I am trying to do a thermal shift assay for a recombinantly-produced membrane protein, by western blot band quantification. I use Bio-rad 10X Tris/glycine SDS running buffer for my SDS-PAGE and dilute it down to 1X. Out of a suggestion to me, I did an experiment where, instead of diluting it down to 1X, I used 2X buffer instead. Could I please ask how increasing the running buffer concentration affects proteins that you're running? The 2X running buffer made known contaminant peptides show up brighter on my western, as well as my protein of interest, and my protein bands were more intense in general. There seemed to be an increase in signal. Does anyone know the chemical explanation for this? Maybe more denaturation of proteins and thus more exposure of their epitope that the primary antibody can recognize? I don't know.
Also, I have seen a smearing of sorts at the top of the western membrane in EVERY lane. It has continuously puzzled me, because I cannot figure out what it is. I skip wells when loading samples in order to space them out, and I see the smears even in the empty lanes!! My primary antibody is kind of dirty and nonspecific (it even binds to my protein ladder). I thought that stuff at the top might be nucleic acid contamination from the protein production, but it looks like it coincides with the top 3 molecular weight markers on my protein ladder, but in every single lane.

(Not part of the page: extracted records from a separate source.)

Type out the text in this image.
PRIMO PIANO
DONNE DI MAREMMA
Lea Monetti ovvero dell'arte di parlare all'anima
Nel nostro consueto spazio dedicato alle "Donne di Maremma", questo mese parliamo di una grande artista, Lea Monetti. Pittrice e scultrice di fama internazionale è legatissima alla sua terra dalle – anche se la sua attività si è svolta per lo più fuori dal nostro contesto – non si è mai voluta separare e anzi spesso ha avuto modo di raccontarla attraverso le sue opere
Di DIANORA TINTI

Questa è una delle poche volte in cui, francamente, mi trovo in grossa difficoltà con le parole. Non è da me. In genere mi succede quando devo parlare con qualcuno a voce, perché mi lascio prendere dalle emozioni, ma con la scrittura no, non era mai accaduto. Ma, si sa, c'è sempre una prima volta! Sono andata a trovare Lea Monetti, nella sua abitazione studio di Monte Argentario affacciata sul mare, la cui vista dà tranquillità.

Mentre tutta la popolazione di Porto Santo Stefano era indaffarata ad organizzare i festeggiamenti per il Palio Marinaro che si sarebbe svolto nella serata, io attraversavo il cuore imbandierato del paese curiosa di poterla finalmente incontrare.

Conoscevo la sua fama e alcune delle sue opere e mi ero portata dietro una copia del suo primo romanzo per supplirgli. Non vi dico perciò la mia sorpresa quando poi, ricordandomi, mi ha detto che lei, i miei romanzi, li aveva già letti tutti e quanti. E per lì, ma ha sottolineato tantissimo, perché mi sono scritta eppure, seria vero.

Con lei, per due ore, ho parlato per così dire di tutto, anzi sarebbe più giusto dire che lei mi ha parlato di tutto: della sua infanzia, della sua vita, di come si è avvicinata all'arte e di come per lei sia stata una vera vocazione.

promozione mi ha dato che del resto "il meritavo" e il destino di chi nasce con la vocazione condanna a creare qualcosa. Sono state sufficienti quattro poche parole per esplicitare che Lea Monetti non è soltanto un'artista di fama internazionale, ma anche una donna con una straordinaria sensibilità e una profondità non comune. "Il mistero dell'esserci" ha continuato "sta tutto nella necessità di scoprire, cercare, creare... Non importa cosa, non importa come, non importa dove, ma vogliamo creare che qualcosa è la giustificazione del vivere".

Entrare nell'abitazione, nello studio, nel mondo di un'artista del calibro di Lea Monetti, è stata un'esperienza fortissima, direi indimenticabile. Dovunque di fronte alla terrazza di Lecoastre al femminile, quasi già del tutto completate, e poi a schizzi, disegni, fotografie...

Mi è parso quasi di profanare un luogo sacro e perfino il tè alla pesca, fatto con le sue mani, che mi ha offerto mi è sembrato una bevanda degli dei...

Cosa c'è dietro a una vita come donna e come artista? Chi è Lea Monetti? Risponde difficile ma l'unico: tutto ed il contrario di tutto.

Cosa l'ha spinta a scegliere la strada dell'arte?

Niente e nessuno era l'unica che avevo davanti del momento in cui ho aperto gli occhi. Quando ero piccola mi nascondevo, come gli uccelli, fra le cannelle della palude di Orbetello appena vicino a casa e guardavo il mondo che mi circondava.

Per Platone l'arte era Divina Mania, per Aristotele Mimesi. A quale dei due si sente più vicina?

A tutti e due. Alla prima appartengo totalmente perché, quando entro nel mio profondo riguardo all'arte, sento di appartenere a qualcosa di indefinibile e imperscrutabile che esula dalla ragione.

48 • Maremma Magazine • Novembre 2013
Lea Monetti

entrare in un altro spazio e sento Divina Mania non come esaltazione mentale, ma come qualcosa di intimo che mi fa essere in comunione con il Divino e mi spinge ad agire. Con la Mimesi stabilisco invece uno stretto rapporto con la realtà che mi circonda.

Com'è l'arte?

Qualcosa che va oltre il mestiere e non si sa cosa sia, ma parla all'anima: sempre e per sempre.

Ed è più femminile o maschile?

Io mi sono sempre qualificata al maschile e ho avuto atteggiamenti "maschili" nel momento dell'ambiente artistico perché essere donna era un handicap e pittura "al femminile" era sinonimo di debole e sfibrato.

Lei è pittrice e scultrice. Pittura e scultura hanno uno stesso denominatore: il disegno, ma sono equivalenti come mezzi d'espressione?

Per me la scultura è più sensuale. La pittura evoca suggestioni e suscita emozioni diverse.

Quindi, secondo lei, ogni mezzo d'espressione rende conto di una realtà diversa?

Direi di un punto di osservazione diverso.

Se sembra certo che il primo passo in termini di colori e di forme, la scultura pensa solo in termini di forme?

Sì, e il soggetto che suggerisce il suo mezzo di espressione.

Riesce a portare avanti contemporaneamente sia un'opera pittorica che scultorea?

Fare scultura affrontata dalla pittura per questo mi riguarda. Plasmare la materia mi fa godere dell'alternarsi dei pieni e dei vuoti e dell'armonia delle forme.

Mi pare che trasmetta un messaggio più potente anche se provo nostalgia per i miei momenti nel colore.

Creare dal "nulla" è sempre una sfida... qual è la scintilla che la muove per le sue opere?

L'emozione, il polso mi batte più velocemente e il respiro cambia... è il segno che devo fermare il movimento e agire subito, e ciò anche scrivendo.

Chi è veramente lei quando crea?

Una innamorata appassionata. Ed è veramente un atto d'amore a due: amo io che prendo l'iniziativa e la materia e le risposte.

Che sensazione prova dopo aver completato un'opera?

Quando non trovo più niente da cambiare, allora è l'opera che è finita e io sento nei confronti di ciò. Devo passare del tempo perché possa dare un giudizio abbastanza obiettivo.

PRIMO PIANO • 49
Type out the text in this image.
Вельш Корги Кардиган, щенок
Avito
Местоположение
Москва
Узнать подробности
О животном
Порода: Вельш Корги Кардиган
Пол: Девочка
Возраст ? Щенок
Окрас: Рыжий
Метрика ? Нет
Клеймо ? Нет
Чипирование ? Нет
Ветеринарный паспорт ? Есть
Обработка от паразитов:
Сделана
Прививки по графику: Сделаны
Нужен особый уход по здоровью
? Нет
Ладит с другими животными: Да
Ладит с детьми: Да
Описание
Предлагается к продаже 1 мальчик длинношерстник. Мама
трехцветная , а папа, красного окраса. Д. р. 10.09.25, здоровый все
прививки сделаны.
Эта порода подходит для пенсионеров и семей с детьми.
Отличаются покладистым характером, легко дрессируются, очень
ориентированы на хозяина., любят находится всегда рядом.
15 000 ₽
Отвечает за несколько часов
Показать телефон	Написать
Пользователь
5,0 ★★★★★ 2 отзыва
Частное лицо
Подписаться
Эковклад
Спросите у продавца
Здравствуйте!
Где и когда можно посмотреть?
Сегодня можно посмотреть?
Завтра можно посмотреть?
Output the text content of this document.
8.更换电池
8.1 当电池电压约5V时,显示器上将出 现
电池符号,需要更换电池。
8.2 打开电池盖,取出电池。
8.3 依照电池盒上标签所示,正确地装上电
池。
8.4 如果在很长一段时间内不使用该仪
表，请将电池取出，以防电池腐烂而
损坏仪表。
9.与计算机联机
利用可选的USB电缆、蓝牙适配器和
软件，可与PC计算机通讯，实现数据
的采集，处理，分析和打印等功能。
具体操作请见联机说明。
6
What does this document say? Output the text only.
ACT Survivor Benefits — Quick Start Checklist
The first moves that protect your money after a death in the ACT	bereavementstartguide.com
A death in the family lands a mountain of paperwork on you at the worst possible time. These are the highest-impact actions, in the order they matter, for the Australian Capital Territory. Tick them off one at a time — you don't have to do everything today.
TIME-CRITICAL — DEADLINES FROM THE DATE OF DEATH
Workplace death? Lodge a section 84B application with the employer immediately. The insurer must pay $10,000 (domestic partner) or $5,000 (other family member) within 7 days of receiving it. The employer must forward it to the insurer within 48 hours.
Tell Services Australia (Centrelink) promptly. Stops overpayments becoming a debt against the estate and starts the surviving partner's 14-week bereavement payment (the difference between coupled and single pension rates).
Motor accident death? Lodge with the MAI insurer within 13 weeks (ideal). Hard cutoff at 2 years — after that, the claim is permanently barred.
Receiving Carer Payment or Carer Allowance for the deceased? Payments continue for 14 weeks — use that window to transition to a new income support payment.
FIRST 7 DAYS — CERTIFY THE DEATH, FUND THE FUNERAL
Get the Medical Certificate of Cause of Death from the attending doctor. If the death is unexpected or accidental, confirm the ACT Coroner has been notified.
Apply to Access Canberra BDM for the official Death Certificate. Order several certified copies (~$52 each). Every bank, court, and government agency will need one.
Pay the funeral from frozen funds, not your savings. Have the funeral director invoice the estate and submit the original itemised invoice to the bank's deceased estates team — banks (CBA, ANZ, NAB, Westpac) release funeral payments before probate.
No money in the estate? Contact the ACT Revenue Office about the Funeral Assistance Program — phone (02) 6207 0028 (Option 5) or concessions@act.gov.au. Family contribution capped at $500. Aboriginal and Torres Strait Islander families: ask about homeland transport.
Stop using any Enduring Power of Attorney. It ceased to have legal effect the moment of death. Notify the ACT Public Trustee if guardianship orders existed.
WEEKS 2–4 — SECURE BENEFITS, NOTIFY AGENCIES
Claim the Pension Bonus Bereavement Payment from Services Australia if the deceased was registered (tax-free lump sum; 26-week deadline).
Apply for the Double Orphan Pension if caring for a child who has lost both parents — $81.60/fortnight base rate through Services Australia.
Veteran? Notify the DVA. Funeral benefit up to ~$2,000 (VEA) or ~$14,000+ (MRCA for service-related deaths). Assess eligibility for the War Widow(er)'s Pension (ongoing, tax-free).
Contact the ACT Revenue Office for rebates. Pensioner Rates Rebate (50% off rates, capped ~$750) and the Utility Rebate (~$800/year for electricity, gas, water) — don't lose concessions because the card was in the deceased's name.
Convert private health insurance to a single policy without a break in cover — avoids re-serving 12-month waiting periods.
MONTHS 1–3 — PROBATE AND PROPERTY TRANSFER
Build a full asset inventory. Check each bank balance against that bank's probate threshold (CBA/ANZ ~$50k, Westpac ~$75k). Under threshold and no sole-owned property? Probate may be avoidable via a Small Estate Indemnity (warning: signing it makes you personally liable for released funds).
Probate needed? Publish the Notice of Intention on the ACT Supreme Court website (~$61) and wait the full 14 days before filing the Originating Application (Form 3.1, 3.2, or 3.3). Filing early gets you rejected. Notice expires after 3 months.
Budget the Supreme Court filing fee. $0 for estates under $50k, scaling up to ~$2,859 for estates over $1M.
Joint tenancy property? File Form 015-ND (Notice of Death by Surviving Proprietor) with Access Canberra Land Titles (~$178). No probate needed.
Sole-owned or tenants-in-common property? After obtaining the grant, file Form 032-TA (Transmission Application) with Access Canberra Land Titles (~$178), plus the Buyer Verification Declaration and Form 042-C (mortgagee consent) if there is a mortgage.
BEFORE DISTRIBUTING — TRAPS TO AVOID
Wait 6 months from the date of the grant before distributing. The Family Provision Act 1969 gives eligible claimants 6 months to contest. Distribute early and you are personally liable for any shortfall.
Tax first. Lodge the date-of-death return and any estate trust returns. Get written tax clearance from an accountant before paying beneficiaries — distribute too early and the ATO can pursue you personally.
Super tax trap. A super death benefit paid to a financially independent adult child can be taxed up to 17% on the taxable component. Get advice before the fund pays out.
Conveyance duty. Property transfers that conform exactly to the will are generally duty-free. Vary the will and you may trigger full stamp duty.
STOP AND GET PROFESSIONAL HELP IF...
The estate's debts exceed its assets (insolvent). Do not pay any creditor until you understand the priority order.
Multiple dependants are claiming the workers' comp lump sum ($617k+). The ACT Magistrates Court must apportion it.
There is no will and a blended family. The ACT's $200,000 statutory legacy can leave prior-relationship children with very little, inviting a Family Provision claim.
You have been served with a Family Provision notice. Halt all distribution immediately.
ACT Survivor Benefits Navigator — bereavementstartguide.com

It's not like I'm not changing tips after loading my ladder first, and then loading my samples. I change tips every time. Also, I don't see how the ladder could migrate sideways through the gel, so the "smear" being part being from the ladder sounds like a preposterous idea. When I used 2X running buffer, the "smears" got sharper and I was able to make out whatever that mysterious stuff is, and again, it looks like the top 3 molecular weight markers on my protein ladder (i.e. 250, 150, 100). Or I guess it just looks like pretty evenly-spaced bands at the very top. I would think it's sample contamination of some kind if it wasn't in the empty lanes. I tried looking at the Rice University SDS-PAGE Hall of Shame website, but I couldn't find an explanation.
These observations I'm having are very weird, and I was hoping someone might be able to shine some light on them. Thanks!
Have you attempted running just your ladder and a negative control to check if you'll get the same consistency? Your running buffer might be contaminated
First of all, check the SDS-PAGE buffer for contamination or precipitation. You can try making fresh 1X buffer using Tris, Glycine, and SDS and use it for running the gel. Using 2X buffer will not only increase the SDS concentration in the buffer but also will increase the ion concentrations, which might be the result of what you are observing.
The smearing that you are observing might be the result of either excessive boiling of the sample or a high concentration of your sample buffer. Or if you are observing the smear while developing the blot that might be the result of non-specific binding of your primary antibody. So to rule out that possibility you need to load a negative control in one lane of your gel.
Hope these suggestion help you.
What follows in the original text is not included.